Thursday, June 18, 2009 10:31 AM
Top Nomination News
• Per the White House, Sonia Sotomayor is meeting with the following senators today: Tom Coburn, R-Okla., Bob Corker, R-Tenn., Johnny Isakson, R-Ga., Lisa Murkowski, R-Alaska, and Bernie Sanders, I-Vt.
• Sotomayor "and senators who will vote on her confirmation are engaged in a careful conversation about where she stands on hot-button issues like abortion and gun rights," the AP reports. "You probably won't hear any of it, though, since the exchange is taking place in code."
• "Sen. Arlen Specter, D-Pa., announced his backing for" Sotomayor "in a floor speech" Wednesday, NationalJournal.com reports. "The senator also discussed a letter he sent to Sotomayor this week that asks for her views on the court's deference to congressional fact-finding when evaluating legislation."
• CQ reports that Senate Judiciary Committee ranking member Jeff Sessions, R-Ala., is going to deliver a "series of floor speeches outlining" conservatives' vision of what the courts' role should be. "Sessions is going to deliver such speeches periodically while the nomination of Sotomayor... is pending. But it remains to be seen whether his speeches will resonate with a public that, in polls, usually has trouble naming very many of the nine justices on the Supreme Court."

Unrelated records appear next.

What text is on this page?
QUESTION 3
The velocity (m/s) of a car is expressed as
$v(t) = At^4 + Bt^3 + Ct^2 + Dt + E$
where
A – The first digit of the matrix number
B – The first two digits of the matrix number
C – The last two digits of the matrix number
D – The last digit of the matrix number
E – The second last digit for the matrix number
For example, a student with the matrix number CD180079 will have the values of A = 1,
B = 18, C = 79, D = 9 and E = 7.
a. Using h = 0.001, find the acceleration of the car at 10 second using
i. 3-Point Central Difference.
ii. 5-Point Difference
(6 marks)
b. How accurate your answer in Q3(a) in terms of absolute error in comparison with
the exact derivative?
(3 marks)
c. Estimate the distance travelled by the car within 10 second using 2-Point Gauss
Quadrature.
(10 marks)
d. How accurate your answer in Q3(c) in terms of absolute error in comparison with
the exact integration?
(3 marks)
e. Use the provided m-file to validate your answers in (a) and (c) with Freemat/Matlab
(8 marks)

• "Conservatives and liberals, beware: television ads attacking" Sotomayor -- "or even supporting her -- may undermine public support for the court itself," the Washington Post reports. "That's the word from researchers at Ohio State University, who studied the reaction to heated ads accompanying the confirmation battle over Justice Samuel A. Alito Jr. in late 2005."

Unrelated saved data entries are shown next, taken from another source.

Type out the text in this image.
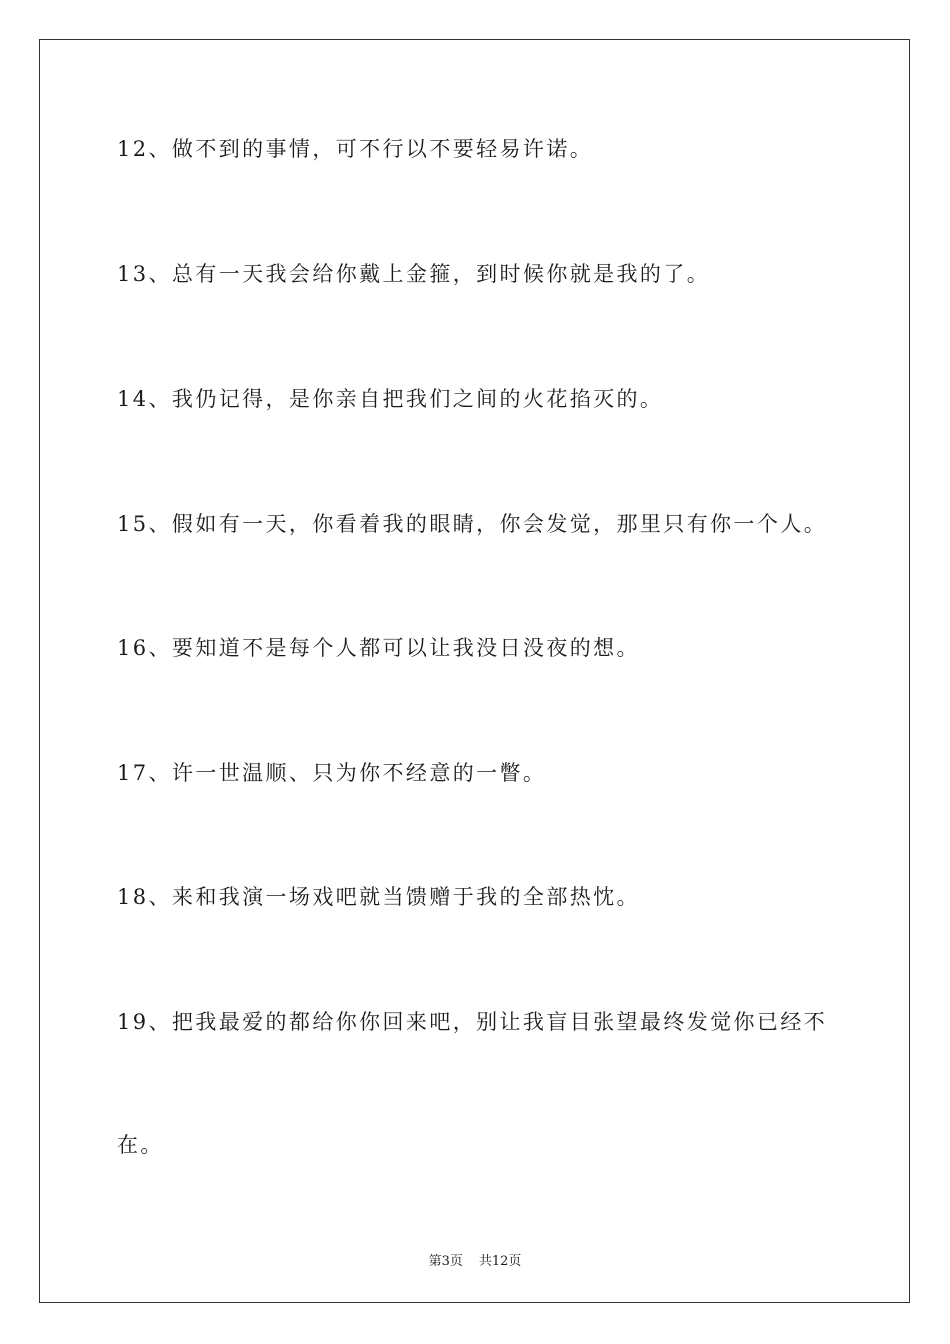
12、做不到的事情，可不行以不要轻易许诺。
13、总有一天我会给你戴上金箍，到时候你就是我的了。
14、我仍记得，是你亲自把我们之间的火花掐灭的。
15、假如有一天，你看着我的眼睛，你会发觉，那里只有你一个人。
16、要知道不是每个人都可以让我没日没夜的想。
17、许一世温顺、只为你不经意的一瞥。
18、来和我演一场戏吧就当馈赠于我的全部热忱。
19、把我最爱的都给你你回来吧，别让我盲目张望最终发觉你已经不
在。
第3页 共12页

• A Wall Street Journal/NBC News poll shows that half the public said Sotomayor is "qualified for the post, versus just 13 percent who said she's not qualified," the Journal reports. "That's equivalent to numbers in November 2005 for" Alito, "who was subsequently confirmed to the court."
• And a New York Times/CBS News poll shows that Sotomayor is "still widely unknown to the public," the Times reports. "A majority of people surveyed, 53 percent, said they did not know enough about Judge Sotomayor, who would be the first Hispanic justice, to say whether she should be confirmed."
• "Andrea Bazan thought she could no longer be surprised. As a well-known Latina advocate, she has received death threats and had her home vandalized. But the nomination of a Hispanic woman to the Supreme Court has brought accusations that have blind-sided even her," the Raleigh, N.C., News & Observer reports. "Some conservatives say" Sotomayor's "membership in the National Council of La Raza, the nation's largest Hispanic advocacy group -- whose board Bazan has led for the past year -- should disqualify Sotomayor for the high court."
• Following his meeting with Sotomayor on Wednesday, Sen. Saxby Chambliss, R-Ga., expressed concerns about her stance on gun rights, the Atlanta Journal-Constitution reports.
• The Los Angeles Times reports on the cases the Supreme Court will hand down before the end of this term. Many could have a direct impact on Sotomayor's hearings, especially her panel decision in Ricci v. DeStefano.
• The Chicago Tribune reports on Rush Limbaugh's comments likening Sotomayor and her fellow members of the all-female club Belizean Grove to housemaids. The radio talk show host said, according to the Tribune, "I think I'm going to send Sotomayor, and her club, a bunch of vacuum cleaners to help them clean up after their meetings."
Top Commentary
• "If Obama had nominated a man who was a member of the Bohemian Grove, that would be a big issue and probably a fatal one," Michael Kinsley opines. "So how is it different if Sotomayor is a member of a club set up specifically to be the female equivalent?"
• "Sotomayor's decision" in the gun rights case Maloney v. Cuomo "was a model of judicial restraint that was entirely appropriate given the Supreme Court's record," Steve Chapman maintains.
• The Washington Independent's Daphne Eviatar examines Sotomayor's questioning in the extraordinary rendition case Arar v. Ashcroft.